TPG has a 4G mobile network covering 99% of the Australian population and a 5G mobile network which covers over 85% of the Australian population, largely in part due to the Optus MOCN agreement which saw TPG gain access to 2,444 Optus mobile sites.

== History ==
TPG Telecom was previously known as Vodafone Hutchison Australia (VHA). VHA was majority owned by Hutchison Telecommunications (Australia), a listed company of CK Hutchison Holdings group and Vodafone. Vodafone Hutchison Australia was formed by a merger of Vodafone Australia and Hutchison Australia's 3 in 2009. VHA started to phase out the 3 brand in 2011.

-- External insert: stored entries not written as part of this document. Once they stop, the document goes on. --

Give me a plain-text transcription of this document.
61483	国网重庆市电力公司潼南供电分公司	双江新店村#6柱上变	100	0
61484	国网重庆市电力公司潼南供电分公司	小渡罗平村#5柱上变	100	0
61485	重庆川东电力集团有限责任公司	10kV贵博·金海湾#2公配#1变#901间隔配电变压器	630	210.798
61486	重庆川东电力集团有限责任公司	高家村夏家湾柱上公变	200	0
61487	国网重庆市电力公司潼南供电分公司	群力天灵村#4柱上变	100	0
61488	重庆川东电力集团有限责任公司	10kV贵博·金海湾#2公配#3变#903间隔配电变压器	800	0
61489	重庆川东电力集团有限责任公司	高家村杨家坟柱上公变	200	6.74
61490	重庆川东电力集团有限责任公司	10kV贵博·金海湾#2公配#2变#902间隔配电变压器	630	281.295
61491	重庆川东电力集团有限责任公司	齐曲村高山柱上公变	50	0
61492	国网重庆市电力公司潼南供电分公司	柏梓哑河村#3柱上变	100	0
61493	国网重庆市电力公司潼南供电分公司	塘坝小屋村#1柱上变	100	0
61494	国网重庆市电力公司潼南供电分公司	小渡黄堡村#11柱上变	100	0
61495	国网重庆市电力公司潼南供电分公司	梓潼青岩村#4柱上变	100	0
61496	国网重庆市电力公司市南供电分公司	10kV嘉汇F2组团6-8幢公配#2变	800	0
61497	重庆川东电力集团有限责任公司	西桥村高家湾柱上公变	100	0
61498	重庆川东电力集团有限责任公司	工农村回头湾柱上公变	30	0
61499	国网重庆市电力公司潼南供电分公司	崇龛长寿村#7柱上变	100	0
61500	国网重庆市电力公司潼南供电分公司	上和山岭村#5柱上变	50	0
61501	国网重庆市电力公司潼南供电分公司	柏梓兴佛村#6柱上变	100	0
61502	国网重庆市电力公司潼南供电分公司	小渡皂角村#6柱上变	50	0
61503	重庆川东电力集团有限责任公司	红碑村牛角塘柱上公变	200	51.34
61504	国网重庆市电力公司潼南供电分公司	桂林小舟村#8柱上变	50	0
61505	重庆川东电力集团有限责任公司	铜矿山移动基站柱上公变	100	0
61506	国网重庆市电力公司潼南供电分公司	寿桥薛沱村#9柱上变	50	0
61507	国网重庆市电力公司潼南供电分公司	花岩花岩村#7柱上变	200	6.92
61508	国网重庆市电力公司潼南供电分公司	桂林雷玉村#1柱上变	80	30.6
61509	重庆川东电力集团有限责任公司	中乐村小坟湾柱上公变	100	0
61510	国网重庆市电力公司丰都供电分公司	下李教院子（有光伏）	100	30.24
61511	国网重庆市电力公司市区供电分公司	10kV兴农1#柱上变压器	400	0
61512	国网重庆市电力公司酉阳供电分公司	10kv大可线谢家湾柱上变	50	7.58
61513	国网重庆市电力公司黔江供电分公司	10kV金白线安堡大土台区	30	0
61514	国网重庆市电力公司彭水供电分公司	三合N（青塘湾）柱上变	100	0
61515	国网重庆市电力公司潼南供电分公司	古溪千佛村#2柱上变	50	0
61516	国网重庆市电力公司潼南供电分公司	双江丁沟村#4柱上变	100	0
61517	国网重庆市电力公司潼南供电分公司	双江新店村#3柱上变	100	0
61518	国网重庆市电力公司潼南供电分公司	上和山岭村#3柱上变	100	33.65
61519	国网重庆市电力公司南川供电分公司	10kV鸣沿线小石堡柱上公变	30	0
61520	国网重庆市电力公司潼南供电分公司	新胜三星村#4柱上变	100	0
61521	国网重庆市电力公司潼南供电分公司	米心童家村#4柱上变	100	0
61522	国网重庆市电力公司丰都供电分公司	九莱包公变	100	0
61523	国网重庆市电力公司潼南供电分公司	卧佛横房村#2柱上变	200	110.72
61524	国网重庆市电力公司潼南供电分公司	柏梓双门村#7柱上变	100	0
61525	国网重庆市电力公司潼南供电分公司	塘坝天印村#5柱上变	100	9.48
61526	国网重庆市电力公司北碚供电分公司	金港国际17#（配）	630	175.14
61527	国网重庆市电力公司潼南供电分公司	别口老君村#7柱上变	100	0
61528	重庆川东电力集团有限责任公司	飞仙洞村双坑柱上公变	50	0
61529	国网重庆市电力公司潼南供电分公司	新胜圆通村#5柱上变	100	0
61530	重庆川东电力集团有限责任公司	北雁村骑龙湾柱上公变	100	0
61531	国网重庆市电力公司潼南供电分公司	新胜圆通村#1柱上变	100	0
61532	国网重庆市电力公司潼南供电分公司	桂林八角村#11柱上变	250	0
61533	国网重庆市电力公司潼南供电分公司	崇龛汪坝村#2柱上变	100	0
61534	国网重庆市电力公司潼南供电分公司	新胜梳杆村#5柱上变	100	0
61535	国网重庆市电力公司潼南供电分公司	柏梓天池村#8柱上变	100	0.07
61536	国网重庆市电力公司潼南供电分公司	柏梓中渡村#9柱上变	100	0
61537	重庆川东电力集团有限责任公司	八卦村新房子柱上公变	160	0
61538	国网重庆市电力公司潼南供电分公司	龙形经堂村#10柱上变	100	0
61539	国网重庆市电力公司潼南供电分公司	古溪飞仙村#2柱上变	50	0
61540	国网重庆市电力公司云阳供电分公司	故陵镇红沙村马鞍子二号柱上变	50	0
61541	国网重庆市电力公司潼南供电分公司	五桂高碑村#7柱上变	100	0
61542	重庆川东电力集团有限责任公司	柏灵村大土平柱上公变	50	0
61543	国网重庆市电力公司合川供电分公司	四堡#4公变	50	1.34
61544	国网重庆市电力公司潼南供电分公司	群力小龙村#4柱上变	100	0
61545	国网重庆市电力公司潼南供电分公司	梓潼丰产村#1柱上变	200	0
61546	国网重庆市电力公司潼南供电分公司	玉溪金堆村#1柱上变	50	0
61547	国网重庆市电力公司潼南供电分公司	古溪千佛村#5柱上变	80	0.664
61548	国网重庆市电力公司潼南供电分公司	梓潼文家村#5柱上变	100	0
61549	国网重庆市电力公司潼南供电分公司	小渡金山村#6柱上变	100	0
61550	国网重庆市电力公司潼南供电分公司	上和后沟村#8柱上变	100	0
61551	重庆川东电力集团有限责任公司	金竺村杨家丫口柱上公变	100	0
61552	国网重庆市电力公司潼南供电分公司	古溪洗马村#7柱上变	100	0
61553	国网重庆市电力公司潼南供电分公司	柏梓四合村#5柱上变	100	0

A merger of TPG and Vodafone Hutchison Australia was officially announced on 30 August 2018. Initially rejected by the Australian Competition & Consumer Commission (ACCC), the plan was given permission to proceed via a February 2020 Federal Court of Australia ruling. On 30 June 2020, VHA received a listing on the Australian Securities Exchange. The newly listed company then merged with TPG Corporation, previously known as TPG Telecom on 13 July 2020.

TPG Telecom has a 27,000+-kilometre inter-capital and metropolitan fibre network and is also the second-largest data and fixed-voice network in Australia. It has an international system of connecting subsea cables to major hubs in Asia and North America from Australia.

In November 2020, TPG Telecom launched the Felix mobile brand.

On 14 October 2024 Vocus Group announced their intention to acquire TPG’s Enterprise, Government and Wholesale (EG&W) fixed business and fibre network assets for $5.25 billion this includes the AAPT and Vision Network Assets. Vocus Group finalized its $5.25 billion acquisition of TPG Telecom's EG&W Assets at the end of July 2025.

=== Network sharing proposal ===
On 21 February 2022, TPG Telecom announced a proposed network sharing (MOCN) deal with Telstra, which would see TPG gain access to approximately 3,700 Telstra mobile base stations in regional Australia, and Telstra being authorised to use TPG's mobile spectrum in these regional areas. Under the deal, 725 of TPG's mobile sites would be decommissioned, and another 169 of their sites would be used to deploy Telstra infrastructure. The deal was described as being mutually beneficial for both TPG, who would see an increase in mobile coverage area, and Telstra, who would gain access to more spectrum to relieve congestion on their network. The deal was strongly opposed by its market competitor Optus, who argued that the approval of the deal would cement Telstra's position as the monopoly mobile operator in regional areas, stifle competition, and increase prices.

In December 2022, the ACCC denied the network sharing proposal, based on its impact on market competition. The decision was appealed by Telstra and TPG, but the ACCC's decision was reaffirmed in mid-2023. The two parties stated they would consider their options including further appeals. Some public commentary suggested it would be unprofitable for Optus to invest in regional internet infrastructure even without Telstra and TPG utilising market power.
== Brands ==
Several internet and mobile brands are operated by TPG Telecom including TPG, Vodafone, iiNet, Internode, Lebara and Felix.